Local do-gooders volunteered to move tents, cookware and other items from the community center site to Trailhead Park. After months of living outside the community center in Cottage Grove, residents of the encampment were given 72 hours notice to move.
Due to the city council’s challenges in arriving at a decision about constructing a homeless shelter within the city limits, the people living at the community center temporary site were given a 72-hour notice to leave.
Cottage Grove Chief of Police Scott Shepherd made the rounds Tuesday mid-morning, telling campers outside city hall, “Everyone needs to pack up and move on. I can’t tell you where to go, but I can tell you where not to go.” Shepherd said campers are prohibited from pitching tents at the pavilion and amphitheater in Bohemia Park, under the gazebo at Coiner Park, or outside the community center and city hall. Most residents relocated to Bohemia and Trailhead Park, where tents were set up underneath picnic awnings to escape the heat.

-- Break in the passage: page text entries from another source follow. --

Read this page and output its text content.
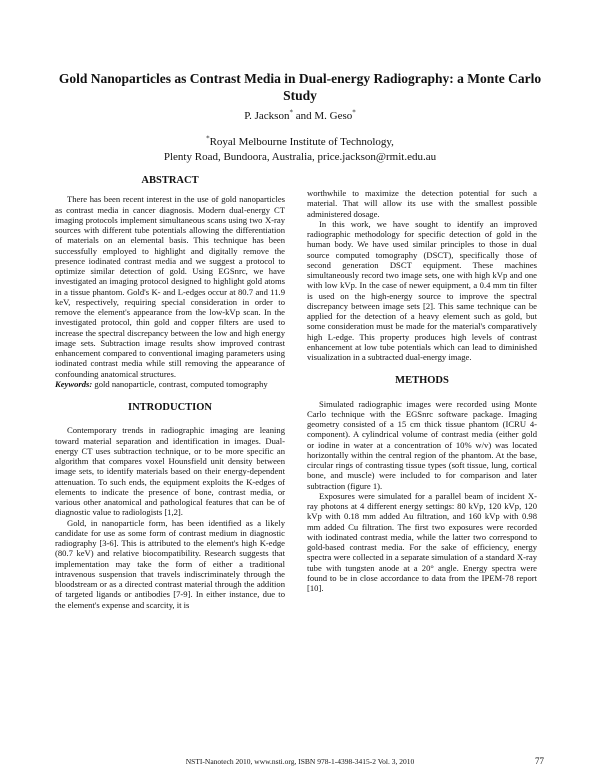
Gold Nanoparticles as Contrast Media in Dual-energy Radiography: a Monte Carlo Study
P. Jackson* and M. Geso*
*Royal Melbourne Institute of Technology,
Plenty Road, Bundoora, Australia, price.jackson@rmit.edu.au
ABSTRACT

There has been recent interest in the use of gold nanoparticles as contrast media in cancer diagnosis. Modern dual-energy CT imaging protocols implement simultaneous scans using two X-ray sources with different tube potentials allowing the differentiation of materials on an elemental basis. This technique has been successfully employed to highlight and digitally remove the presence iodinated contrast media and we suggest a protocol to optimize similar detection of gold. Using EGSnrc, we have investigated an imaging protocol designed to highlight gold atoms in a tissue phantom. Gold's K- and L-edges occur at 80.7 and 11.9 keV, respectively, requiring special consideration in order to remove the element's appearance from the low-kVp scan. In the investigated protocol, thin gold and copper filters are used to increase the spectral discrepancy between the low and high energy image sets. Subtraction image results show improved contrast enhancement compared to conventional imaging parameters using iodinated contrast media while still removing the appearance of confounding anatomical structures.

Keywords: gold nanoparticle, contrast, computed tomography

INTRODUCTION

Contemporary trends in radiographic imaging are leaning toward material separation and identification in images. Dual-energy CT uses subtraction technique, or to be more specific an algorithm that compares voxel Hounsfield unit density between image sets, to identify materials based on their energy-dependent attenuation. To such ends, the equipment exploits the K-edges of elements to indicate the presence of bone, contrast media, or various other anatomical and pathological features that can be of diagnostic value to radiologists [1,2].

Gold, in nanoparticle form, has been identified as a likely candidate for use as some form of contrast medium in diagnostic radiography [3-6]. This is attributed to the element's high K-edge (80.7 keV) and relative biocompatibility. Research suggests that implementation may take the form of either a traditional intravenous suspension that travels indiscriminately through the bloodstream or as a directed contrast material through the addition of targeted ligands or antibodies [7-9]. In either instance, due to the element's expense and scarcity, it is

worthwhile to maximize the detection potential for such a material. That will allow its use with the smallest possible administered dosage.

In this work, we have sought to identify an improved radiographic methodology for specific detection of gold in the human body. We have used similar principles to those in dual source computed tomography (DSCT), specifically those of second generation DSCT equipment. These machines simultaneously record two image sets, one with high kVp and one with low kVp. In the case of newer equipment, a 0.4 mm tin filter is used on the high-energy source to improve the spectral discrepancy between image sets [2]. This same technique can be applied for the detection of a heavy element such as gold, but some consideration must be made for the material's comparatively high L-edge. This property produces high levels of contrast enhancement at low tube potentials which can lead to diminished visualization in a subtracted dual-energy image.

METHODS

Simulated radiographic images were recorded using Monte Carlo technique with the EGSnrc software package. Imaging geometry consisted of a 15 cm thick tissue phantom (ICRU 4-component). A cylindrical volume of contrast media (either gold or iodine in water at a concentration of 10% w/v) was located horizontally within the central region of the phantom. At the base, circular rings of contrasting tissue types (soft tissue, lung, cortical bone, and muscle) were included to for comparison and later subtraction (figure 1).

Exposures were simulated for a parallel beam of incident X-ray photons at 4 different energy settings: 80 kVp, 120 kVp, 120 kVp with 0.18 mm added Au filtration, and 160 kVp with 0.98 mm added Cu filtration. The first two exposures were recorded with iodinated contrast media, while the latter two correspond to gold-based contrast media. For the sake of efficiency, energy spectra were collected in a separate simulation of a standard X-ray tube with tungsten anode at a 20° angle. Energy spectra were found to be in close accordance to data from the IPEM-78 report [10].

NSTI-Nanotech 2010, www.nsti.org, ISBN 978-1-4398-3415-2 Vol. 3, 2010	77
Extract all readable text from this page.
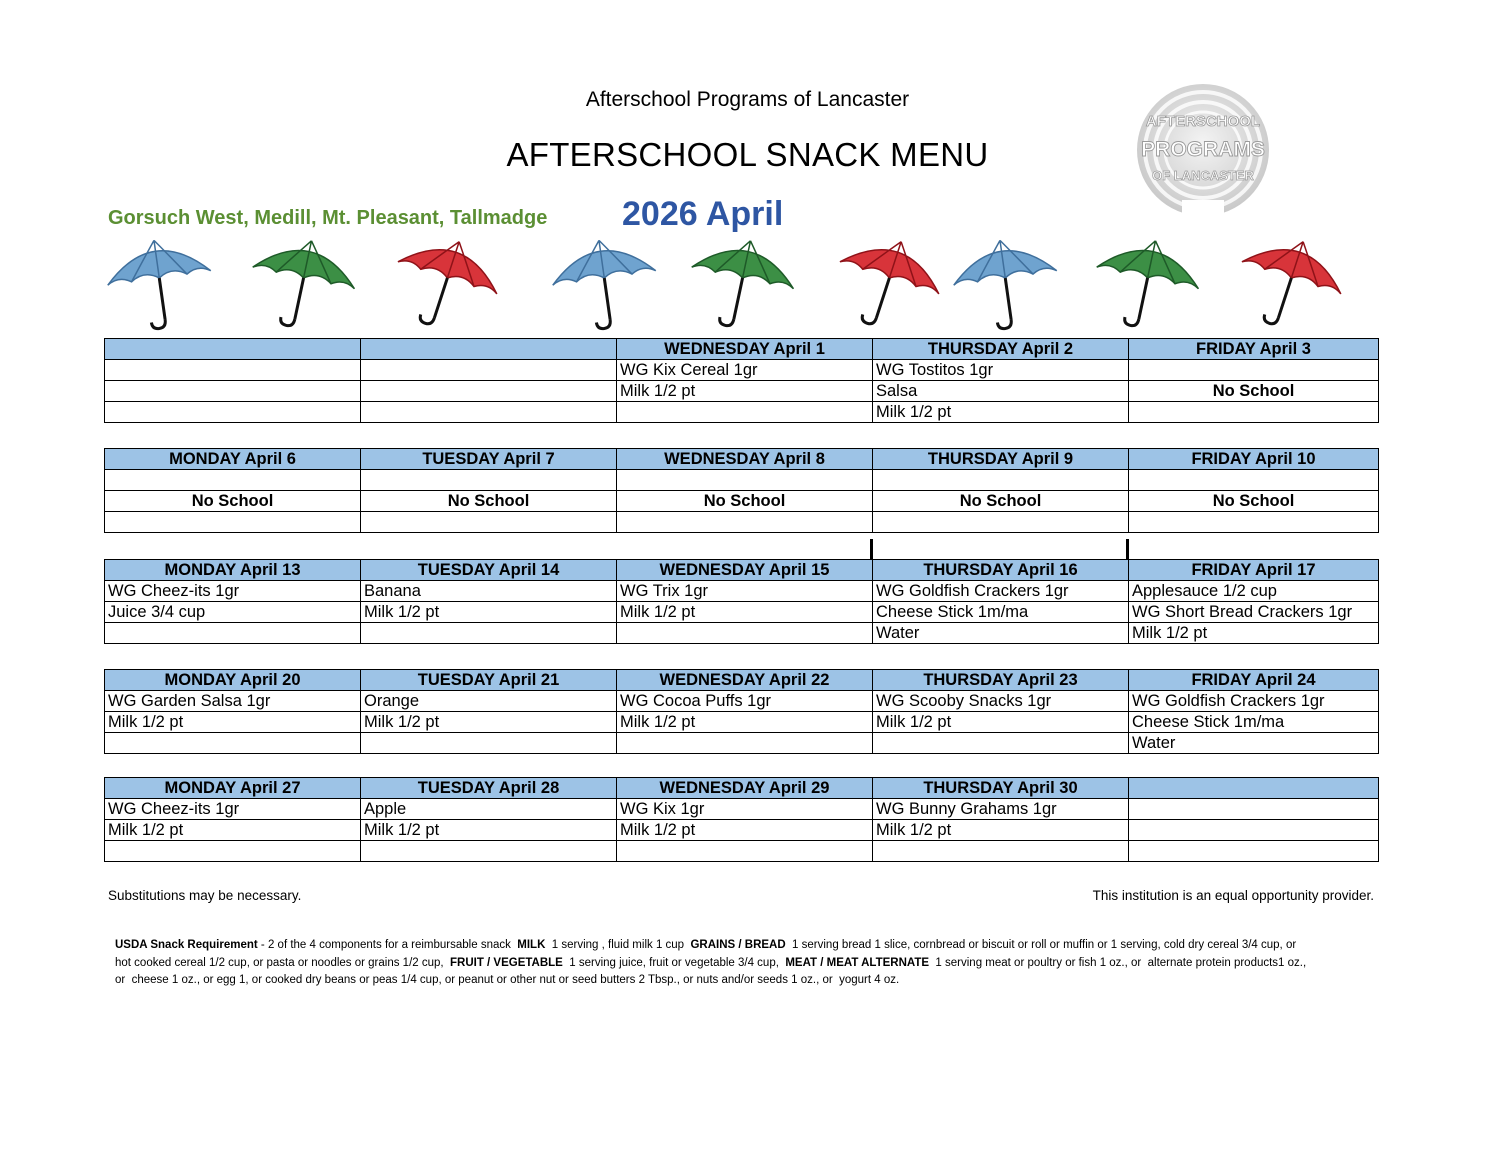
Afterschool Programs of Lancaster
AFTERSCHOOL SNACK MENU
Gorsuch West, Medill, Mt. Pleasant, Tallmadge 2026 April
AFTERSCHOOL
PROGRAMS
OF LANCASTER
		WEDNESDAY April 1	THURSDAY April 2	FRIDAY April 3
		WG Kix Cereal 1gr	WG Tostitos 1gr	
		Milk 1/2 pt	Salsa	No School
			Milk 1/2 pt	
MONDAY April 6	TUESDAY April 7	WEDNESDAY April 8	THURSDAY April 9	FRIDAY April 10

No School	No School	No School	No School	No School

MONDAY April 13	TUESDAY April 14	WEDNESDAY April 15	THURSDAY April 16	FRIDAY April 17
WG Cheez-its 1gr	Banana	WG Trix 1gr	WG Goldfish Crackers 1gr	Applesauce 1/2 cup
Juice 3/4 cup	Milk 1/2 pt	Milk 1/2 pt	Cheese Stick 1m/ma	WG Short Bread Crackers 1gr
			Water	Milk 1/2 pt
MONDAY April 20	TUESDAY April 21	WEDNESDAY April 22	THURSDAY April 23	FRIDAY April 24
WG Garden Salsa 1gr	Orange	WG Cocoa Puffs 1gr	WG Scooby Snacks 1gr	WG Goldfish Crackers 1gr
Milk 1/2 pt	Milk 1/2 pt	Milk 1/2 pt	Milk 1/2 pt	Cheese Stick 1m/ma
				Water
MONDAY April 27	TUESDAY April 28	WEDNESDAY April 29	THURSDAY April 30	
WG Cheez-its 1gr	Apple	WG Kix 1gr	WG Bunny Grahams 1gr	
Milk 1/2 pt	Milk 1/2 pt	Milk 1/2 pt	Milk 1/2 pt	

Substitutions may be necessary.	This institution is an equal opportunity provider.
USDA Snack Requirement - 2 of the 4 components for a reimbursable snack  MILK  1 serving , fluid milk 1 cup  GRAINS / BREAD  1 serving bread 1 slice, cornbread or biscuit or roll or muffin or 1 serving, cold dry cereal 3/4 cup, or hot cooked cereal 1/2 cup, or pasta or noodles or grains 1/2 cup,  FRUIT / VEGETABLE  1 serving juice, fruit or vegetable 3/4 cup,  MEAT / MEAT ALTERNATE  1 serving meat or poultry or fish 1 oz., or  alternate protein products1 oz., or  cheese 1 oz., or egg 1, or cooked dry beans or peas 1/4 cup, or peanut or other nut or seed butters 2 Tbsp., or nuts and/or seeds 1 oz., or  yogurt 4 oz.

A few good samaritans gathered outside the community center early Tuesday to help move residents’ belongings, packing up tents, tarps, cookware and weather-gear in their trailers and transporting them to Trailhead Park. Karen Munsell made the decision to house one of the residents, calling him her “third son.” “This was supposed to be a safe place for people in our community to be until we had a shelter of some kind set up,” said Munsell. “It just feels completely backwards to all the effort that is put in to get the ball rolling on another option. And it just forces people into this unknown of stability again, which is exactly what they’re up against.”
Mark Luellen drove in from Lowell to pick up his son, Brian, who has been a resident at the community center site for the last few months. “My heart hurts for what’s happening here,” Luellen said. “There are a lot of feelings about this. Everyone has a lot of feelings – me too. I don’t know how you couldn’t be hurting after watching this happen. But, the city has been trying to figure out what to do, just like my family. And I don’t think anyone has a good answer.”
Chad Cooper used to live outside the community center. He told The Chronicle in the last three years he’d seen most of his childhood friends killed from drug overdoses and that without permanent housing, he’s set back from finding a job and getting back on his feet.
This is the second clearing of a homeless encampment in the last two weeks.
On Monday, May 23, Cottage Grove Police officers swept a homeless camp in Trailhead Park, issuing citations to people disobeying littering and no-smoking laws, according to Support Services Commander, Capt. Conrad Gagner.
The citations resulted in a citywide park ban for a period of 15-90 days. The action to search Trailhead was reportedly a “miscommunication between the chief of police” and Sergeant Matt Walker, who thought the order to “cite vehicles that had been parked for more than 72 hours” also included citing the homeless camp at Trailhead Park.
“The chief asked the shift supervisor and the sergeant to clear the campers. The sergeant interpreted that as all the campers, not just the ones in the RVs at East Regional Park,” said Gagner. “We’re not going to try to get involved in any kind of opinions about how we feel like things should be. They break the law, we enforce the law and that’s it.”
The Chronicle reached out to Cottage Grove Chief of Police Scott Shepherd and Sergeant Matt Walker for comment, but did not hear back by press time.